Skriva pushed off. When he’d gone from sight Mowry followed into the city. He had a feed, drove back to the marker. Soon afterward Skriva reappeared, gave him the type-writer.
Mowry said, “I want Gurd’s full name and those of his two companions. Somehow or other you’ll have to discover their prison numbers too. Can you do that?”
“I’ve got them already.” Taking a slip of paper from his pocket, Skriva read them out while the other made a note of them.
“Did you also learn at what times the Kaitempi make their calls to collect?”
“Yar. Always between the three and four-time hours. Never earlier, rarely later.”
“Can you find out about noon tomorrow whether Gurd and the others are still in the jail? We’ve got to know that—we’ll get ourselves in a fix if we arrive and demand prisoners who were taken away this afternoon.”
“I can check on it tomorrow,” Skriva assured. Then his face tautened. “Are you planning to get them away tomorrow?”
“We’ve got to do it sometime or not at all. The longer we leave it the bigger the risk of the Kaitempi beating us to the draw. What’s wrong with tomorrow, hi?”
“Nothing except that I wasn’t counting on it being so soon.”
“Why?”
“I thought it’d take longer to work things. out.”
“There’s little to work out,” declared Mowry. “We’ve swiped a requisition-form. We alter it and use it to demand release of three prisoners. Either we get away with it or we don’t. If we do, well and good. If we don’t, we shoot first and run fast.”
“You make it sound too easy,” Skriva objected. “All we’ve got is this form. It isn’t enough—”
“It won’t be enough, I can tell you that now. Chances are ten to one they’ll expect familiar faces and be surprised by strange ones. We’ll have to compensate for that somehow.”
“How?”
“Don’t worry, we’ll cope. Can you dig up a couple more helpers? All they need do is sit in the cars, keep their traps shut and look tough. I’ll pay them five thousand apiece just for that”

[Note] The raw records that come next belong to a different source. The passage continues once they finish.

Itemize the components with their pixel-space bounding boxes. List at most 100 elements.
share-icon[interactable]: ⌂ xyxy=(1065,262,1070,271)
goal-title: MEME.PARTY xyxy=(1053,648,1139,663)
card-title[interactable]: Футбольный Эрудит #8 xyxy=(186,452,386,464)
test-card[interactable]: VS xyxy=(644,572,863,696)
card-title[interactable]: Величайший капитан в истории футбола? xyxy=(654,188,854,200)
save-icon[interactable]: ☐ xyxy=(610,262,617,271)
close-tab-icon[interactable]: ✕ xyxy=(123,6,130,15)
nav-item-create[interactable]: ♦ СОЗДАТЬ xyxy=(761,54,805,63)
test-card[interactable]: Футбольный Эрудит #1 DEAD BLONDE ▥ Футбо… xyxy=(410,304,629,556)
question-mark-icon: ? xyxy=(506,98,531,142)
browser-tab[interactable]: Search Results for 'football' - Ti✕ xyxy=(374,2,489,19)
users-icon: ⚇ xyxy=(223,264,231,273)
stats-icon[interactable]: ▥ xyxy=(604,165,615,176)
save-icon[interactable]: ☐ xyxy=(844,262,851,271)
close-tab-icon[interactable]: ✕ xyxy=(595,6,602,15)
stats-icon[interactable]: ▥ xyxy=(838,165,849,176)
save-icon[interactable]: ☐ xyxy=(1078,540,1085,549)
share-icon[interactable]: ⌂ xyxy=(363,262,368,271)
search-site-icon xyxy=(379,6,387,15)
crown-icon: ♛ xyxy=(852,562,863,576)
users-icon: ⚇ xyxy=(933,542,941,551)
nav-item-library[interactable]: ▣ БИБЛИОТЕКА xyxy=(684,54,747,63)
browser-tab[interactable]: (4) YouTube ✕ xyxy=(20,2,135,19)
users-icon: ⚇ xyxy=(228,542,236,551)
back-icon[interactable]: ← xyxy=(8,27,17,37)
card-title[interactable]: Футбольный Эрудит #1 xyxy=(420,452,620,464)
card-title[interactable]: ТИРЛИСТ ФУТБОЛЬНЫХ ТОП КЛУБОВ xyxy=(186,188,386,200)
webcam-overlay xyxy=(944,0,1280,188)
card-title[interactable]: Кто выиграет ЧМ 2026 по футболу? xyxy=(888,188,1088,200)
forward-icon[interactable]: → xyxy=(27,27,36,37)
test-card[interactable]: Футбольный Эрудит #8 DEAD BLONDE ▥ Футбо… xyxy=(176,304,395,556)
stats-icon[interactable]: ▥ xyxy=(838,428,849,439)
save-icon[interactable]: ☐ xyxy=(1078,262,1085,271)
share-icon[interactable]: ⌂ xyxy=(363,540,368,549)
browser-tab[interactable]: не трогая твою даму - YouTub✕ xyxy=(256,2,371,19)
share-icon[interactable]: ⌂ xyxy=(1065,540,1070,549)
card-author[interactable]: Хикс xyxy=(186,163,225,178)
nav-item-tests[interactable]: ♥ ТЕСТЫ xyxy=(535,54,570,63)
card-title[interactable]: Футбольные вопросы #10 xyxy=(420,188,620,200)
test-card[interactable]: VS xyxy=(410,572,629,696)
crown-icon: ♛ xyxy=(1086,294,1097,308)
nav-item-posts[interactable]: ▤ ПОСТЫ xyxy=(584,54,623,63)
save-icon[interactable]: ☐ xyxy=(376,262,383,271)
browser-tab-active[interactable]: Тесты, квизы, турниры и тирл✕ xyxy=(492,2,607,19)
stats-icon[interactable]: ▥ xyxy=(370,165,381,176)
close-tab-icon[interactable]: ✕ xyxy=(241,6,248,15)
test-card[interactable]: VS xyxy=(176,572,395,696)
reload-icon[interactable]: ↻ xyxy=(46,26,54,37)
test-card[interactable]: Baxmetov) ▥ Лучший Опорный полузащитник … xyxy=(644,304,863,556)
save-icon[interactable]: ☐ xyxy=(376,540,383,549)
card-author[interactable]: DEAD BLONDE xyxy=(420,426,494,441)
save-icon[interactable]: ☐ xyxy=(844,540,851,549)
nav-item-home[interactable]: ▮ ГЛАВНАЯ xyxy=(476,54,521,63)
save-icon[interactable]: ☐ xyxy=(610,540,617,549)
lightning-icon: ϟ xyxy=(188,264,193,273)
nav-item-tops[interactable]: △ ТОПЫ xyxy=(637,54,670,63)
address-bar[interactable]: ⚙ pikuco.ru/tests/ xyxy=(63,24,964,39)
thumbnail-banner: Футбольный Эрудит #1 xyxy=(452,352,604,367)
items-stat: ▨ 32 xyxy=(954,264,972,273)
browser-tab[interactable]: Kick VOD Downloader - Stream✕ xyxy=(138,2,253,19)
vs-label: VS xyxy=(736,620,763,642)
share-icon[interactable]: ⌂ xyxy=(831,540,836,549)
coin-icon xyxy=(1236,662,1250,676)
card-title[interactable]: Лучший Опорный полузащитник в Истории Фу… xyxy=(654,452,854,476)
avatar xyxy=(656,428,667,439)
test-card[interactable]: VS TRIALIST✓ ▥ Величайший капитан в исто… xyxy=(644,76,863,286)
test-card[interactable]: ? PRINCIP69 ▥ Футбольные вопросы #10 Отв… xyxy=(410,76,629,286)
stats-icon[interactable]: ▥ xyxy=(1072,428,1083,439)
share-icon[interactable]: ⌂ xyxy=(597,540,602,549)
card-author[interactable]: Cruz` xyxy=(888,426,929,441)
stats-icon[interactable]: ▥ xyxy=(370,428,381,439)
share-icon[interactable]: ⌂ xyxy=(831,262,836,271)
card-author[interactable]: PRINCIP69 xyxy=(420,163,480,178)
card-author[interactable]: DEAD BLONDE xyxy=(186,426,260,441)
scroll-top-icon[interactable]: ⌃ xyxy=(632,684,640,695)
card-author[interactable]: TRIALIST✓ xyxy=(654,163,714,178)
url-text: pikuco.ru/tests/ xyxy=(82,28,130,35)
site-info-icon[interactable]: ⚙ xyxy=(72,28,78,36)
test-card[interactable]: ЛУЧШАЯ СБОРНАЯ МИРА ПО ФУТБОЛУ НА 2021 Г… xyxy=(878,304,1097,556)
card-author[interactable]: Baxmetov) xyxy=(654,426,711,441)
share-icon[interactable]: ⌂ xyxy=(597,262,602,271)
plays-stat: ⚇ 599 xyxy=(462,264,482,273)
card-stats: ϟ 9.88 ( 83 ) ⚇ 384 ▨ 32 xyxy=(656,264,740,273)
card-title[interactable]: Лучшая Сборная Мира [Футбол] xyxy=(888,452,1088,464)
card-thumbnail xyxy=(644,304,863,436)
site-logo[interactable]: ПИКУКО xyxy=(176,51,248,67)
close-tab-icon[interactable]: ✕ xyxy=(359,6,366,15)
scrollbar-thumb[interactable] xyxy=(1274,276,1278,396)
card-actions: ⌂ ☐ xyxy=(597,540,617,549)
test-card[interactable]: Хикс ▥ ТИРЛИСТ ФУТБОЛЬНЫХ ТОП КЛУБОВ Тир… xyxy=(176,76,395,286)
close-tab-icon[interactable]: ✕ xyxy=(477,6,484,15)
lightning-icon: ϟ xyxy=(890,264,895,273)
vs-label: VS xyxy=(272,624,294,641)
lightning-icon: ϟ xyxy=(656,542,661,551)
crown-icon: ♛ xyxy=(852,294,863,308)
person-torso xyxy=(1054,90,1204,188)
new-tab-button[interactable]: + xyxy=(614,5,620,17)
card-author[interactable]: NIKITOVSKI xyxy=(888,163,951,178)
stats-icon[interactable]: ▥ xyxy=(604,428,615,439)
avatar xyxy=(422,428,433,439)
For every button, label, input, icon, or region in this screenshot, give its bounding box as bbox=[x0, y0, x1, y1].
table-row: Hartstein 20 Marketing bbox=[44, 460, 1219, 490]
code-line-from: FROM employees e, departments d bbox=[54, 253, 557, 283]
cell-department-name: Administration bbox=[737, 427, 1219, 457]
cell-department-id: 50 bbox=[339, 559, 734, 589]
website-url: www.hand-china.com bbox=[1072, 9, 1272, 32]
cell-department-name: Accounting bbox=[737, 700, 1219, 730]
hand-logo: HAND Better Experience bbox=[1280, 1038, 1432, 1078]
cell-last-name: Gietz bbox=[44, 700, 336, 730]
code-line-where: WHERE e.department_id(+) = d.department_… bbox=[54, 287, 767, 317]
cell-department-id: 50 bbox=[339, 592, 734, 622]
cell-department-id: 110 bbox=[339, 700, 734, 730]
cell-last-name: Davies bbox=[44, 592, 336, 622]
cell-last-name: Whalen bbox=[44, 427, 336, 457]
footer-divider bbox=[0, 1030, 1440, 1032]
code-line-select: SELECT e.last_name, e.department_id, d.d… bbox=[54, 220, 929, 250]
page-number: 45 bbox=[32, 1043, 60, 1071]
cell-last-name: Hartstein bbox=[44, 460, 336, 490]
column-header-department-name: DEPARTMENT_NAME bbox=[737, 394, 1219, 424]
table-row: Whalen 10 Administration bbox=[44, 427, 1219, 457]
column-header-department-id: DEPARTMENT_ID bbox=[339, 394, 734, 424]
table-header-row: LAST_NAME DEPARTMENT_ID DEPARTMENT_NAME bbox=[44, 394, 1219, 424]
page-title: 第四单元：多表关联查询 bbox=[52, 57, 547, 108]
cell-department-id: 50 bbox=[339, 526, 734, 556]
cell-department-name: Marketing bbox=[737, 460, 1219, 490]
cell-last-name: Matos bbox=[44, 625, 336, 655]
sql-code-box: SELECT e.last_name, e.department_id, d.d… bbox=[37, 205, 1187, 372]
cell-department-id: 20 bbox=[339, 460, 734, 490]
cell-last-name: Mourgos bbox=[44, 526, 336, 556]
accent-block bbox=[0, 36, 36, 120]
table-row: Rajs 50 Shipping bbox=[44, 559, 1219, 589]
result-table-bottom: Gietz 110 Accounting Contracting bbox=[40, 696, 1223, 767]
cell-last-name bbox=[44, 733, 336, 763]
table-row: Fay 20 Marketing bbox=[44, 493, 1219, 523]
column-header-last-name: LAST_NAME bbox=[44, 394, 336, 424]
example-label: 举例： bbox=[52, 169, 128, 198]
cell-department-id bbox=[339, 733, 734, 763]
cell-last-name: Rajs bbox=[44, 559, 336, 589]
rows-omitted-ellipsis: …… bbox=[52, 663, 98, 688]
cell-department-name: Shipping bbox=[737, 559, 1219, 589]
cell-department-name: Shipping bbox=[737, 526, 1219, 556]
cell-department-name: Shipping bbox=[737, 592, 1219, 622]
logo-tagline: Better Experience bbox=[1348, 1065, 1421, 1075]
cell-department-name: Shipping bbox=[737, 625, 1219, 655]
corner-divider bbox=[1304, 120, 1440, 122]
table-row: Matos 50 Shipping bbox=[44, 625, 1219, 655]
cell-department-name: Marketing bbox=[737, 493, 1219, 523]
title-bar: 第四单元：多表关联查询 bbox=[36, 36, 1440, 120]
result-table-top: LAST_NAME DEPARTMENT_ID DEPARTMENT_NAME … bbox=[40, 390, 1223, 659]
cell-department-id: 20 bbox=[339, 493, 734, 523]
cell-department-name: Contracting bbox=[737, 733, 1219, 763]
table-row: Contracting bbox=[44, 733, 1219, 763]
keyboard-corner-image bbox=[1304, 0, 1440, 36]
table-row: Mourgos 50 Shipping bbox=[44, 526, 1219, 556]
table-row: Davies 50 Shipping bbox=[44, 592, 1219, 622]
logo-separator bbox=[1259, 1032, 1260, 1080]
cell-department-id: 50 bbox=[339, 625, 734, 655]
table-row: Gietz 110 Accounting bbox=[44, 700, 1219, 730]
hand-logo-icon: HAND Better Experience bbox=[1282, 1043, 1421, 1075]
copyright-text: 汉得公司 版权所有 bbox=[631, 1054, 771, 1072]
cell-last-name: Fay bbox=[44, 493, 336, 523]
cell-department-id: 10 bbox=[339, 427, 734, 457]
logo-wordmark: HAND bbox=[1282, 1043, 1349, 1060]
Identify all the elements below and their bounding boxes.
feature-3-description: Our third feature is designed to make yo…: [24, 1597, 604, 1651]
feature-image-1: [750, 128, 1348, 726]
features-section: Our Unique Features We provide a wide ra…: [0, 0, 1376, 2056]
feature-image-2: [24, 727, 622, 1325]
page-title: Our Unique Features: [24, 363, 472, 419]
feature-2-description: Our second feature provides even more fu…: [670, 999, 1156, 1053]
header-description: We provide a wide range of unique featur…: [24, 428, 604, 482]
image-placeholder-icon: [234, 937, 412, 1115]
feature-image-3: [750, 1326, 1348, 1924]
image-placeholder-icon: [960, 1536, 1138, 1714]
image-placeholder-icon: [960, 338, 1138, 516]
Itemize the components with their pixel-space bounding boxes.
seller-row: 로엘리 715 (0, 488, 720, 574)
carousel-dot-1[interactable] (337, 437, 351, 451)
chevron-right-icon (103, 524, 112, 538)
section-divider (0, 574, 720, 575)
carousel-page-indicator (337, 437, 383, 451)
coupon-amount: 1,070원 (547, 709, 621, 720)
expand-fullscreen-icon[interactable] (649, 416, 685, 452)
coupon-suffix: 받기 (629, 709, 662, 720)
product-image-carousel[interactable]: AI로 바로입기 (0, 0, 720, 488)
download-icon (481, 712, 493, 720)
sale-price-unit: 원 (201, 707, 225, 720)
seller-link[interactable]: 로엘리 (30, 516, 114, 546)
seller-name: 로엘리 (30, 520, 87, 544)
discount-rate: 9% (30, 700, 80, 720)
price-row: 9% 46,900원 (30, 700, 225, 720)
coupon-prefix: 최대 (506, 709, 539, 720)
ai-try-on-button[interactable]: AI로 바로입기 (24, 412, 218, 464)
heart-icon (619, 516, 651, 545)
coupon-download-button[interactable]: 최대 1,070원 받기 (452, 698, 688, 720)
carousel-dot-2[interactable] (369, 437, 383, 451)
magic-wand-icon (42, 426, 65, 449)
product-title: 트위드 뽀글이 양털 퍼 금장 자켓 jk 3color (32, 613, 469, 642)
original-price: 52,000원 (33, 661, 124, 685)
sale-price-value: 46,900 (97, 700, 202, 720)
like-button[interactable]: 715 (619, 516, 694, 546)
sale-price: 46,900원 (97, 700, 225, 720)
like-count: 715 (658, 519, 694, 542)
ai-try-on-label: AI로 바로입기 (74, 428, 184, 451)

“Five thousand each? I could recruit a regiment for that money. Yar, I can find two. But I don’t know how good they’d be in a fight.”
“Doesn’t matter so long as they can look like plug-uglies. By that I don’t mean the Cafe Susun kind of roughneck, see? They’ve got to resemble Kaitempi agents.” He gave the other an imperative nudge. “The same applies to you. When it’s time to start the job I want to see all three of you clean and tidy, with well-pressed suits and neatly knotted neck-scarves. I want to see you looking as if about to attend a wedding. If you let me down in that respect the deal is off so far as I’m concerned.
You can count me out and go pull the stunt on your own. I don’t intend to try kid some hard-faced, gimlet-eyed warden with the aid of three scruffy looking bums.”
“Maybe you’d like us decked out in fashionable jewellery,” suggested Skriva sarcastically.
“A diamond on the hand is better than a smear of dirt,” Mowry retorted. “I’d rather you overdid the dolling-up than mooched along like hoboes. You’d get away with a splurge because some of these agents are flashy types.” He waited for comment but the other said nothing, so he continued, “What’s more, these two helpers had better be characters you can trust not to talk afterward—else they may take my five thousand and then get another five thousand from the Kaitempi for betraying you.”
Skriva was on firm ground here. He gave an ugly grin and promised, “One thing I can guarantee is that neither of them will say a word.”
This assurance and the way it was made bore a sinister meaning but Mowry let it pass and said, “Lastly, we’ll need a couple of dynos. We can’t use our own unless we change the plates. Any ideas on that?”